L'Unione delle città svizzere, riunita venerdì a Svitto, individua nel traffico, nell'integrazione degli stranieri e nella perequazione finanziaria i maggiori problemi nei rapporti tra città e Confederazione. E propone una politica urbana federale.

L’Unione delle città svizzere (UCS) sollecita una rapida applicazione dell’articolo 50 della nuova Costituzione federale, che obbliga la Confederazione a tenere conto delle esigenze dei comuni, i quali costituiscono sempre più dei motori di evoluzione economica. La norma della nuova Costituzione dovrà però essere accompagnata da un cambiamento di mentalità: Berna dovrà infatti attuare una vera e propria politica delle città, ha affermato Dominique de Buman, vicepresidente dell’UCS.

Concretamente ciò significa collaborazione tra associazioni comunali e Confederazione nell’elaborare regolamentazioni federali, maggiore considerazione per gli effetti delle misure adottate da Berna sui centri, creazione di un ufficio di consulenza per problemi cittadini e sviluppo di una politica regionale urbana a livello nazionale.

L’UCS ritiene che i sussidi di Berna andrebbero corrisposti sotto forma di importi forfetari: il destinatario potrebbe poi decidere liberamente come impiegare i mezzi. Attualmente invece i contributi di Berna sono legati a scopi specifici. Si rischia però che questi fondi vengano versati ai cantoni e non ai comuni, i quali risulterebbero penalizzati.

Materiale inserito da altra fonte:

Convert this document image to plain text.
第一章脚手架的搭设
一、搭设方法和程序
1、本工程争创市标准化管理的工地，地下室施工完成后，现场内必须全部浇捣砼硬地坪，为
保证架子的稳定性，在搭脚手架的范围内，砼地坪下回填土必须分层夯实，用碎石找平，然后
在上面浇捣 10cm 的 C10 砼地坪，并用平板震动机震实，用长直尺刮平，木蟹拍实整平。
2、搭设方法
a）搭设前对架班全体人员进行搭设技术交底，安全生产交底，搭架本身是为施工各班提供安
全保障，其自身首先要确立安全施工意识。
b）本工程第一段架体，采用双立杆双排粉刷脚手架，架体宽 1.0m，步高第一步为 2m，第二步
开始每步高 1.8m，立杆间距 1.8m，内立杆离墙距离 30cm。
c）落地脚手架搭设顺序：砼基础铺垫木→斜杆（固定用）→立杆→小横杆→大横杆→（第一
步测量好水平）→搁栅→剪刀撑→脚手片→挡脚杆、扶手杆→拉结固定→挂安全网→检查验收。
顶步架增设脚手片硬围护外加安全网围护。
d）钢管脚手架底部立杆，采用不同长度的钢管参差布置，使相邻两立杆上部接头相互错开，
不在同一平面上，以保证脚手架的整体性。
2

In merito alla nuova perequazione finanziaria, Berna ha preso in considerazione alcune delle richieste avanzate dall’Unione, ha indicato il presidente dell’UCS Heiz Christen, precisando che però non tutti i problemi sono stati risolti.

«Nella propria politica Berna non dimentica le città» ha risposto la cancelliera federale Annemarie Huber-Hotz nel suo intervento, in cui ha però riconosciuto le difficoltà a cui i centri sono confrontati. «Le città sono elementi essenziali per lo stato federale» ha affermato, sottolineando che esse hanno svolto un ruolo determinante nello sviluppo delle grosse civiltà.

Nel programma di legislatura 1999-2003 – ha ricordato la Huber- Hotz – il Consiglio federale si è prefissato di prendere maggiormente in considerazione gli interessi di città e comuni nell’ambito della nuova perequazione finanziaria e della nuova politica di sviluppo regionale.